La communication étant importante en psychiatrie, le témoin a reconnu qu'il est préférable qu'un patient soit traité par quelqu'un de mêmes langue et culture. Ce n'est pas une garantie de succès thérapeutique car la compréhension ne semble pas avoir été bien meilleure avec le docteur Juretic qui se retrouve lui aussi poursuivi par son compatriote. Évidemment, si le demandeur n'avait pas du tout parlé ni le français ni l'anglais, il eut été urgent de le transférer à quelqu'un qui pouvait le comprendre.

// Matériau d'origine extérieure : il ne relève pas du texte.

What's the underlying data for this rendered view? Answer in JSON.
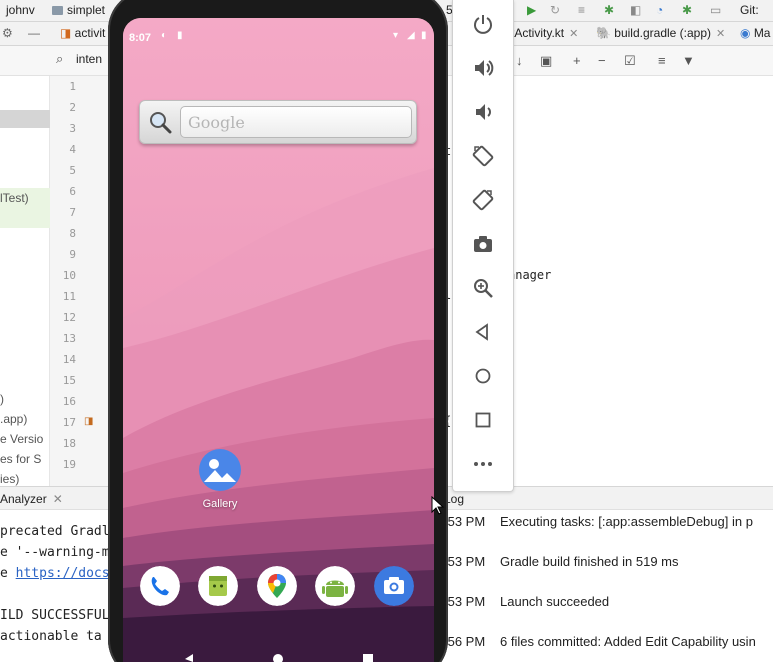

Le traitement psychiatrique peut comporter une approche médicamenteuse, une approche psycho-thérapeutique, des éléments d'ergothérapie ou simplement le milieu hospitalier. Or, la psychiatrie moderne ne possède pas de médicaments véritablement incisifs du mécanisme paranoïaque. Dans le cas particulier, on retrouve au dossier des tentatives rejetées de psycho-thérapie en tentant de discuter avec le patient de la situation et en tentant de désamorcer la situation conflictuelle, source de l'émergence de la symptomatologie aiguë, de l'ergothérapie et quelques médicaments. Plus particulièrement, l'hospitalisation et le transfert a Montréal aidaient le désamorçage et avaient des buts thérapeutiques en permettant à la surcharge émotionnelle de s'amoindrir et une fois suffisamment amoindrie, le congé du patient.

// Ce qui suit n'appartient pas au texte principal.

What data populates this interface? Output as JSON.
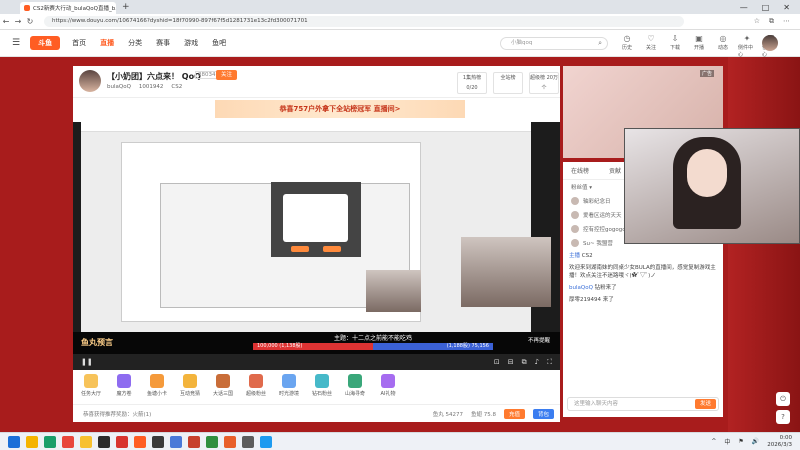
{
  "browser": {
    "tab_title": "CS2新赛大行动_bulaQoQ直播_b...",
    "tab_close": "×",
    "new_tab": "+",
    "window_controls": [
      "—",
      "□",
      "✕"
    ],
    "url": "https://www.douyu.com/10674166?dyshid=18f70990-897f67f5d1281731e13c2fd300071701",
    "nav": {
      "back": "←",
      "forward": "→",
      "reload": "↻"
    }
  },
  "site": {
    "logo": "斗鱼",
    "nav": [
      "首页",
      "直播",
      "分类",
      "赛事",
      "游戏",
      "鱼吧"
    ],
    "search_placeholder": "小脑qoq",
    "tools": [
      "历史",
      "关注",
      "下载",
      "开播",
      "动态",
      "侧件中心",
      "任务中心"
    ]
  },
  "channel": {
    "title": "【小奶团】六点来！ QoQ",
    "badge": "28034",
    "follow": "关注",
    "streamer": "bulaQoQ",
    "followers": "1001942",
    "game": "CS2",
    "rank_labels": [
      "1集热榜\n0/20",
      "全站榜",
      "超级榜\n20万个"
    ],
    "banner": "恭喜757户外拿下全站榜冠军 直播间>"
  },
  "player": {
    "overlay_brand": "鱼丸预言",
    "vs_title": "主题：十二点之前能不能吃鸡",
    "vs_left": "100,000 (1,138股)",
    "vs_right": "(1,188股) 75,156",
    "no_danmu": "不再提醒",
    "controls_left": "❚❚",
    "controls_right": [
      "⊡",
      "⊟",
      "⧉",
      "♪",
      "⛶"
    ]
  },
  "gifts": [
    {
      "label": "任务大厅",
      "color": "#f7c35a"
    },
    {
      "label": "魔方卷",
      "color": "#8e6cf0"
    },
    {
      "label": "鱼塘小卡",
      "color": "#f59a3b"
    },
    {
      "label": "互动竞猜",
      "color": "#f3b43c"
    },
    {
      "label": "大话三国",
      "color": "#c96d38"
    },
    {
      "label": "超级粉丝",
      "color": "#e06a4c"
    },
    {
      "label": "时光游境",
      "color": "#6aa5f0"
    },
    {
      "label": "钻石粉丝",
      "color": "#46b9c9"
    },
    {
      "label": "山海寻奇",
      "color": "#3aa77a"
    },
    {
      "label": "AI礼物",
      "color": "#a66cf0"
    }
  ],
  "statusbar": {
    "left": "恭喜获得推荐奖励：火箭(1)",
    "fishball": "鱼丸 54277",
    "coins": "鱼翅 75.8",
    "charge": "充值",
    "backpack": "背包"
  },
  "sidebar": {
    "ad": "广告",
    "tabs": [
      "在线榜",
      "贡献"
    ],
    "rank_title": "粉丝值 ▾",
    "rank_rows": [
      "轴彩纪念日",
      "爱看区运的天天",
      "控有控控gogogo",
      "Su~ 我盟营"
    ],
    "messages": [
      {
        "name": "主播",
        "text": "CS2"
      },
      {
        "name": "",
        "text": "欢迎来到湖南妹的同桌少女BULA的直播间，感觉复制游戏主播！欢点关注不迷路哦ヾ(✿ﾟ▽ﾟ)ノ"
      },
      {
        "name": "bulaQoQ",
        "text": "钻粉来了"
      },
      {
        "name": "",
        "text": "厚零219494 来了"
      }
    ],
    "input_placeholder": "这里输入聊天内容",
    "send": "发送",
    "side_buttons": [
      "⏻",
      "?"
    ]
  },
  "taskbar": {
    "time": "0:00",
    "date": "2026/3/3",
    "tray": [
      "^",
      "中",
      "⚑",
      "🔊"
    ],
    "icons": [
      "#1b6fd8",
      "#f5b400",
      "#1a9e6a",
      "#e8463b",
      "#f7c12f",
      "#2b2b2b",
      "#d8342e",
      "#ff5d23",
      "#3a3a3a",
      "#4a79d8",
      "#c7402c",
      "#2f8f3e",
      "#e85f2a",
      "#5c5c5c",
      "#1d9bf0"
    ]
  }
}
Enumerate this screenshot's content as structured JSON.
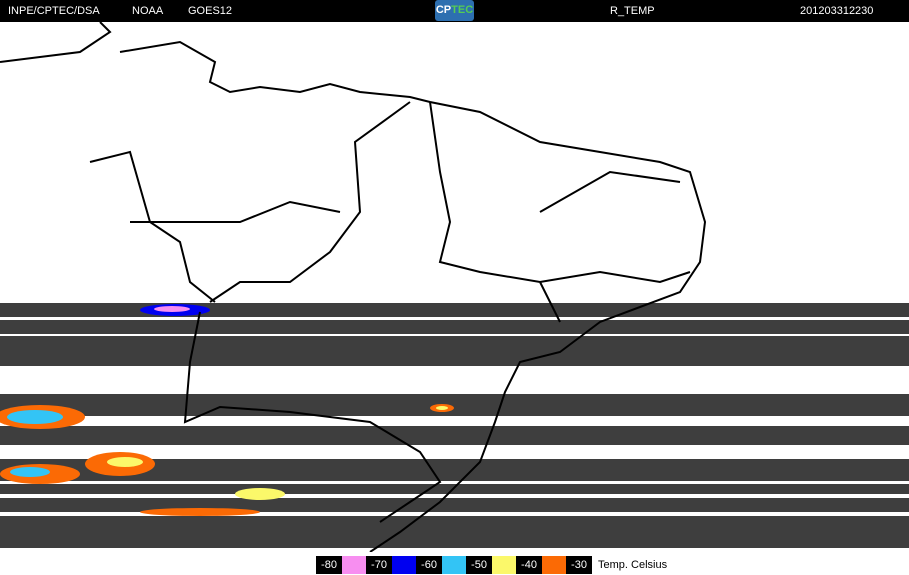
{
  "header": {
    "source": "INPE/CPTEC/DSA",
    "agency": "NOAA",
    "satellite": "GOES12",
    "logo": "CPTEC",
    "product": "R_TEMP",
    "datetime": "201203312230"
  },
  "legend": {
    "unit_label": "Temp. Celsius",
    "items": [
      {
        "label": "-80",
        "color": "#f78ef0"
      },
      {
        "label": "-70",
        "color": "#0000f0"
      },
      {
        "label": "-60",
        "color": "#33c4f5"
      },
      {
        "label": "-50",
        "color": "#fbf86a"
      },
      {
        "label": "-40",
        "color": "#fb6a05"
      },
      {
        "label": "-30",
        "color": null
      }
    ]
  }
}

Il suggère de demander au docteur Juretic lorsqu'on lui demande d'indiquer l'endroit du dossier de St-Jean de Dieu qui démontre que le patient pouvait être libéré sans danger. Cependant, il ajoute que l'on ne peut parler de guérison mais seulement d'amélioration chez ce type de patient. Fondamentalement, la constitution paranoïaque demeure et peut réémerger à n'importe quel moment à l'occasion d'autres événements traumatiques.

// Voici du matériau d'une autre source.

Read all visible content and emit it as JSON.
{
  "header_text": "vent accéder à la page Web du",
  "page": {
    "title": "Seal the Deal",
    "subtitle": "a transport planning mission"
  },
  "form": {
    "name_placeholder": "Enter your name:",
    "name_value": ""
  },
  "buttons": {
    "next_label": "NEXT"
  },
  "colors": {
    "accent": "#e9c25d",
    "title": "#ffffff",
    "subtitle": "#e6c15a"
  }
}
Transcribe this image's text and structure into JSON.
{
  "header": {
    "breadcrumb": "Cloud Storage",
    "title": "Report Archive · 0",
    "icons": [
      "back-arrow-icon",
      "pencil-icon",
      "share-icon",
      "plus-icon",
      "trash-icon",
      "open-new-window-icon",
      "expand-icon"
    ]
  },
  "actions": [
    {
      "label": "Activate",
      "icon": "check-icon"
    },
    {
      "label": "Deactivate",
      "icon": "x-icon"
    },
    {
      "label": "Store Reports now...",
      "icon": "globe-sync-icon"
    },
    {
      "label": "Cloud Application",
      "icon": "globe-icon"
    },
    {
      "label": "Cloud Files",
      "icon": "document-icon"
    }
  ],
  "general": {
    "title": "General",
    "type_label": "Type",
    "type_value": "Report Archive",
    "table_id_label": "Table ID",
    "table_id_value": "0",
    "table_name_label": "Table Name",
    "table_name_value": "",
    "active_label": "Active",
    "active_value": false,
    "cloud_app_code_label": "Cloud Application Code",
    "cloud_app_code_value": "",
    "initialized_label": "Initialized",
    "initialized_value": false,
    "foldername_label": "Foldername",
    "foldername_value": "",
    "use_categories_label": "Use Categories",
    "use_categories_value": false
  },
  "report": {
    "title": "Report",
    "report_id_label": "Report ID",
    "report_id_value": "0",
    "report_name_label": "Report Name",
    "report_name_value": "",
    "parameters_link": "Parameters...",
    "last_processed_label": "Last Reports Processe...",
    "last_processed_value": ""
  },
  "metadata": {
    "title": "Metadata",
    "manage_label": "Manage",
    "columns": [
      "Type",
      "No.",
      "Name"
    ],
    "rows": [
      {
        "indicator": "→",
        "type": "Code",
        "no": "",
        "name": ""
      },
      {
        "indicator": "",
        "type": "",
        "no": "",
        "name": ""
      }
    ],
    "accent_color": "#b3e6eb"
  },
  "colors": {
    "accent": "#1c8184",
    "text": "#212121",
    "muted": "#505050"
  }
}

Après qu'on lui eut demandé a plusieurs reprises quel était le devoir du psychiatre traitant lorsque le dossier contenait des allégations que l'informatrice principale souffrait elle-même de maladie mentale et avait déjà hospitalisée, le témoin répond d'abord que ce sont les faits et l'expérience clinique de chacun qui permettent de juger de la crédibilité et qui déterminent les gestes que le psychiatre posera dans un tel cas. Que l'informatrice soit elle-même malade ou non ne change pas l'état maladif du patient autrement déterminé. Définitivement mal à l'aise, le témoin, suite a l'intervention du tribunal, finit par admettre que si on lui signale une pathologie sérieuse, il va enquêter et, qu'en l'instance, il eut été bon que des questions soient posées à l'épouse et qu'on consulte son dossier. Ceci n'apparaìt pas avoir été fait selon le dossier et lui-même saisi du cas aurait obtenu un supplément d'informations même si cela comportait la démarche peut-être difficile d'obtenir le consentement de madame de consulter son dossier. D'autre part, l'on ne peut demander à un psychiatre de faire un examen mental de chaque personne qui donne des informations. Lorsqu'il traite un patient, il n'a pas l'habitude de faire l'examen psychiatrique du conjoint. L'investigation de tout fait et le degré de l'investigation sont des questions de jugement clinique. Il est, reconnaìt-il, concevable qu'une femme infidèle veuille cacher son geste en mentant au sujet des actions de son mari. Cependant que l'épouse soit infidèle ou non n'est pas important; c'est l'interprétation délirante ou non du conjoint qui compte. D'ailleurs, c'est exactement ce qu'a dit le patient au docteur Dorion.150

Finalement, il reconnaìt qu'il ne retrouve au dossier aucune note indiquant qu'une telle investigation ait été faite en ce qui a trait aux allégations de maladie mentale de madame, ni que l'on ait tenté de communiquer avec les policiers qui sont venus au domicile des Delev à l'occasion de l'épisode de la hache.